Networking, to me, is all about building as many relationships and connections with individuals that could potentially help advance your career as possible. Working as a legal assistant or paralegal also places you in the perfect position, providing ample opportunity to ask questions and learn from watching lawyers in action every day. In addition to gaining career advice and future career opportunities, the lawyer(s) you assist may also be willing to write you a strong recommendation letter to support your law school applications.

Skills: Although paralegals, legal assistants and legal administrative assistants are often largely occupied with administrative tasks, there is a wide array of skills to be learned and developed from these jobs that are essential to becoming a successful lawyer.

Communication skills, for starters, are strengthened as you are often responsible for daily correspondence with clients, co-workers and the lawyer(s) you assist. Writing and reading skills are improved as well, especially so if you are fortunate enough to have a patient lawyer willing to proof all your work.

Lawyers must pay great attention to small details. This eye for detail is developed when you are being tasked with the drafting of multiple contracts, letters and other correspondence on a daily basis, while under the supervision of a lawyer.

As a lawyer, you’ll need to develop a fluent and articulate writing style. This can begin well before law school. One of the first things I was told early on in my legal career was to learn to slow down when typing or working so that I could learn to focus better on the task at hand and avoid minor errors — typos and grammatical errors greatly undermine your work.

In the field of law, accuracy and precision are key. Even the smallest of mistakes, or anything overlooked, can result in dire consequences. Through my experience in law firms, I learned to become more detail oriented.

Lastly, any experience in a law firm will reveal the fast-paced, demanding nature of the legal field and work environment in general. Greater exposure to the field earlier on can help you learn to thrive in these challenging work environments as you are constantly working under pressure and prioritizing competing deadlines, all while remaining calm and focused on each task.

It is important to note that a multitude of career paths exist for individuals with a law degree, and that not everyone desires to work in a law firm or as a practising lawyer upon graduation.

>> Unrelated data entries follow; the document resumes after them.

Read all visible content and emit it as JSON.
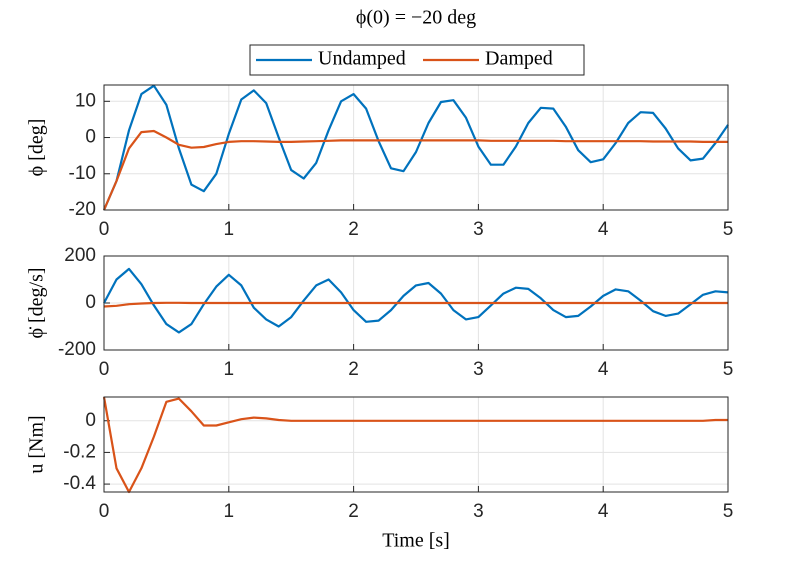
{
  "chart_data": [
    {
      "type": "line",
      "title": "ϕ(0) = −20 deg",
      "ylabel": "ϕ [deg]",
      "legend": "top",
      "grid": true,
      "x": [
        0,
        0.1,
        0.2,
        0.3,
        0.4,
        0.5,
        0.6,
        0.7,
        0.8,
        0.9,
        1,
        1.1,
        1.2,
        1.3,
        1.4,
        1.5,
        1.6,
        1.7,
        1.8,
        1.9,
        2,
        2.1,
        2.2,
        2.3,
        2.4,
        2.5,
        2.6,
        2.7,
        2.8,
        2.9,
        3,
        3.1,
        3.2,
        3.3,
        3.4,
        3.5,
        3.6,
        3.7,
        3.8,
        3.9,
        4,
        4.1,
        4.2,
        4.3,
        4.4,
        4.5,
        4.6,
        4.7,
        4.8,
        4.9,
        5
      ],
      "xlim": [
        0,
        5
      ],
      "xticks": [
        0,
        1,
        2,
        3,
        4,
        5
      ],
      "ylim": [
        -20,
        14.5
      ],
      "yticks": [
        -20,
        -10,
        0,
        10
      ],
      "series": [
        {
          "name": "Undamped",
          "color": "#0072bd",
          "values": [
            -20,
            -12,
            2,
            12,
            14.3,
            9,
            -3,
            -13,
            -14.8,
            -10,
            1,
            10.5,
            13,
            9.5,
            0,
            -9,
            -11.3,
            -7,
            2,
            10,
            12,
            8,
            -1,
            -8.5,
            -9.3,
            -4,
            4,
            9.8,
            10.3,
            5.5,
            -2.5,
            -7.5,
            -7.5,
            -2.5,
            4,
            8.2,
            8,
            3,
            -3.5,
            -6.8,
            -6,
            -1.5,
            4,
            7,
            6.8,
            2.5,
            -3,
            -6.3,
            -5.8,
            -1.5,
            3.5
          ]
        },
        {
          "name": "Damped",
          "color": "#d95319",
          "values": [
            -20,
            -12,
            -3,
            1.5,
            1.8,
            0,
            -2,
            -2.8,
            -2.6,
            -1.8,
            -1.2,
            -1,
            -1,
            -1.1,
            -1.2,
            -1.2,
            -1.1,
            -1,
            -0.9,
            -0.8,
            -0.8,
            -0.8,
            -0.8,
            -0.8,
            -0.8,
            -0.8,
            -0.8,
            -0.8,
            -0.8,
            -0.8,
            -0.8,
            -0.9,
            -0.9,
            -0.9,
            -0.9,
            -0.9,
            -0.9,
            -1,
            -1,
            -1,
            -1,
            -1,
            -1,
            -1,
            -1.1,
            -1.1,
            -1.1,
            -1.1,
            -1.2,
            -1.2,
            -1.2
          ]
        }
      ]
    },
    {
      "type": "line",
      "ylabel": "ϕ̇ [deg/s]",
      "grid": true,
      "x": [
        0,
        0.1,
        0.2,
        0.3,
        0.4,
        0.5,
        0.6,
        0.7,
        0.8,
        0.9,
        1,
        1.1,
        1.2,
        1.3,
        1.4,
        1.5,
        1.6,
        1.7,
        1.8,
        1.9,
        2,
        2.1,
        2.2,
        2.3,
        2.4,
        2.5,
        2.6,
        2.7,
        2.8,
        2.9,
        3,
        3.1,
        3.2,
        3.3,
        3.4,
        3.5,
        3.6,
        3.7,
        3.8,
        3.9,
        4,
        4.1,
        4.2,
        4.3,
        4.4,
        4.5,
        4.6,
        4.7,
        4.8,
        4.9,
        5
      ],
      "xlim": [
        0,
        5
      ],
      "xticks": [
        0,
        1,
        2,
        3,
        4,
        5
      ],
      "ylim": [
        -200,
        200
      ],
      "yticks": [
        -200,
        0,
        200
      ],
      "series": [
        {
          "color": "#0072bd",
          "values": [
            0,
            100,
            145,
            80,
            -10,
            -90,
            -125,
            -90,
            -5,
            70,
            120,
            75,
            -20,
            -70,
            -100,
            -60,
            10,
            75,
            100,
            45,
            -30,
            -80,
            -75,
            -30,
            30,
            75,
            85,
            40,
            -30,
            -70,
            -60,
            -10,
            40,
            65,
            60,
            20,
            -30,
            -60,
            -55,
            -15,
            30,
            58,
            50,
            10,
            -35,
            -55,
            -45,
            -5,
            35,
            50,
            45
          ]
        },
        {
          "color": "#d95319",
          "values": [
            -15,
            -12,
            -5,
            -2,
            0,
            1,
            1,
            0,
            0,
            0,
            0,
            0,
            0,
            0,
            0,
            0,
            0,
            0,
            0,
            0,
            0,
            0,
            0,
            0,
            0,
            0,
            0,
            0,
            0,
            0,
            0,
            0,
            0,
            0,
            0,
            0,
            0,
            0,
            0,
            0,
            0,
            0,
            0,
            0,
            0,
            0,
            0,
            0,
            0,
            0,
            0
          ]
        }
      ]
    },
    {
      "type": "line",
      "ylabel": "u [Nm]",
      "xlabel": "Time [s]",
      "grid": true,
      "x": [
        0,
        0.1,
        0.2,
        0.3,
        0.4,
        0.5,
        0.6,
        0.7,
        0.8,
        0.9,
        1,
        1.1,
        1.2,
        1.3,
        1.4,
        1.5,
        1.6,
        1.7,
        1.8,
        1.9,
        2,
        2.1,
        2.2,
        2.3,
        2.4,
        2.5,
        2.6,
        2.7,
        2.8,
        2.9,
        3,
        3.1,
        3.2,
        3.3,
        3.4,
        3.5,
        3.6,
        3.7,
        3.8,
        3.9,
        4,
        4.1,
        4.2,
        4.3,
        4.4,
        4.5,
        4.6,
        4.7,
        4.8,
        4.9,
        5
      ],
      "xlim": [
        0,
        5
      ],
      "xticks": [
        0,
        1,
        2,
        3,
        4,
        5
      ],
      "ylim": [
        -0.45,
        0.15
      ],
      "yticks": [
        -0.4,
        -0.2,
        0
      ],
      "series": [
        {
          "color": "#d95319",
          "values": [
            0.15,
            -0.3,
            -0.45,
            -0.3,
            -0.1,
            0.12,
            0.14,
            0.06,
            -0.03,
            -0.03,
            -0.01,
            0.01,
            0.02,
            0.015,
            0.005,
            0,
            0,
            0,
            0,
            0,
            0,
            0,
            0,
            0,
            0,
            0,
            0,
            0,
            0,
            0,
            0,
            0,
            0,
            0,
            0,
            0,
            0,
            0,
            0,
            0,
            0,
            0,
            0,
            0,
            0,
            0,
            0,
            0,
            0,
            0.005,
            0.005
          ]
        }
      ]
    }
  ]
}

Working a legal job before law school can help prepare you for the realities of a career as a lawyer.

That being said, although there are many benefits of gaining some firsthand experience in law firms before attending law school, gaining work experience in an area completely unrelated to law will not place you at any disadvantage. There are important skills to be learned from any work or volunteer experience that can help you navigate a future in law.

At the end of the day, you have to do what you think will help yourself best prepare for law school, whether that’s working in a law firm, a completely unrelated industry or simply taking some time off to relax and travel the world.

Amanda Johl is a first-year law student at Ryerson University, faculty of law who has over three years of legal experience in the Greater Vancouver Area. Prior to law school, Johl completed a bachelor degree in criminology and sociology (joint major) from Simon Fraser University.